For me, the mentality was summed up by a gentleman returning to his seat for the second half against Crewe Alexandra a few weeks ago with Yeovil 2 – 0 up. As he walked up the stairs, he remarked: “They’re gonna lose 3 – 2, you know.” The final score was 3 – 0.
I have no problem with people criticising the team when they’ve lost – the players and management have certainly deserved it at times – but I also believe that the supporters should give credit where credit is due.
Indeed, there have been moments during this season where social media has been a little bit too hostile for my liking, and spectators have lambasted certain players and management decisions without giving them a chance.
Naturally, manager Darren Way has been on the receiving end of most of the criticism. While I agree that his naivety and inexperience has cost us considerably this year, I think if you’re going to be critical of those things, you should aim your criticism towards the person who put him in the position he’s in, rather than the man himself.
Furthermore, while I don’t buy into the idea that ‘he’s a club legend so he’s immune to criticism’, I can’t help but feel that some of the things that have been said about him have seemed particularly mean-spirited.
For example, the criticism regarding his post-match interviews has been particularly harsh, with fans latching onto little slip-ups and turning them into running jokes. Who could forget Darren’s infamous play-off push, or his notorious winning draws?
He’s a young manager and clearly not media-savvy in the same way that Gary Johnson was, but you can at least see that he’s responding to the fans’ opinions, and his pre and post-match messages have improved throughout the season.

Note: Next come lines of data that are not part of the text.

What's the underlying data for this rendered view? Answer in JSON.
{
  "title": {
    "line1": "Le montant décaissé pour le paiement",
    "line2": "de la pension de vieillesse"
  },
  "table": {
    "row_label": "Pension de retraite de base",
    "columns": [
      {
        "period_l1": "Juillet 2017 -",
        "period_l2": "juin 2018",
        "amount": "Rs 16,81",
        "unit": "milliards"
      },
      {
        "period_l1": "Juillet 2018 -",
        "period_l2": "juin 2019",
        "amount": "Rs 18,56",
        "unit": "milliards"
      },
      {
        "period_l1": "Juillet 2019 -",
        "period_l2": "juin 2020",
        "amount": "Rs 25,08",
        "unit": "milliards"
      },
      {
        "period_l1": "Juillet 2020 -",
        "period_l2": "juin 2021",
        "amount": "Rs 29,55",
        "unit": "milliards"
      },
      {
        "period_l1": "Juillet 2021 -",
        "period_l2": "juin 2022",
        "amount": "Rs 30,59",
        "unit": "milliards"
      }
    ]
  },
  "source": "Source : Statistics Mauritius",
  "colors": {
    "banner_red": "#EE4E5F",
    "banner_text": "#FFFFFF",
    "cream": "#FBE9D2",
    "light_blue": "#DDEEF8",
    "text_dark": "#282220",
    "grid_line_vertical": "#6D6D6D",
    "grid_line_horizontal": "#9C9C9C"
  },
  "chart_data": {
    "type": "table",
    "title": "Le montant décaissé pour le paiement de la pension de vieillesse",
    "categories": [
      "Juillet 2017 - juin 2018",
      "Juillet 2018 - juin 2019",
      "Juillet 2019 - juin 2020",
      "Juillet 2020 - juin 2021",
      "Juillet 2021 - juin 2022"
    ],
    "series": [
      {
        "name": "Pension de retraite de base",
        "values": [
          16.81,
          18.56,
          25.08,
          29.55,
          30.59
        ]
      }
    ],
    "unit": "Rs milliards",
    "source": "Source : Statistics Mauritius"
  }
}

I know that I won’t make many friends by backing him, but it’s hard not to admire the professionalism and enthusiasm that he’s brought to the role as manager, and his efforts to bridge the gap between the club and supporters should be commended. Surely I can’t be the only one who finds it refreshing after Paul Sturrock’s reign?
In my opinion, judging whether or not this season has been a success hinges on whether we are able to build on it. If we can keep certain players at the club and help them fulfil their potential with Yeovil, it could be the foundation of something wider. If not, then we’re back to square one.
There have definitely been moments where we have shown potential, and members of the team such as Matty Dolan and Alex Lacey have already improved exponentially since last year.
Don’t get me wrong; we’re still miles away from being able to achieve anything in this league, but I firmly believe that we’re on the right path. I can only see a change in management at this stage setting us back.
Of course, my blind faith ignores the other, more prevalent problems with the football club. To combat that, we must put our faith into the Glovers Trust, who have already made strong efforts to put certain individuals behind the scenes at YTFC under pressure.
I’ve seen many tweets this weekend from fans saying they’re relieved the season is over. To some extent, I agree, as 2017 has been rotten so far from a Yeovil Town perspective. However, that doesn’t make me any less excited to start it all over again next year.
Until then, let’s focus on the positives from 2016/17, even if you might struggle to think of any at first!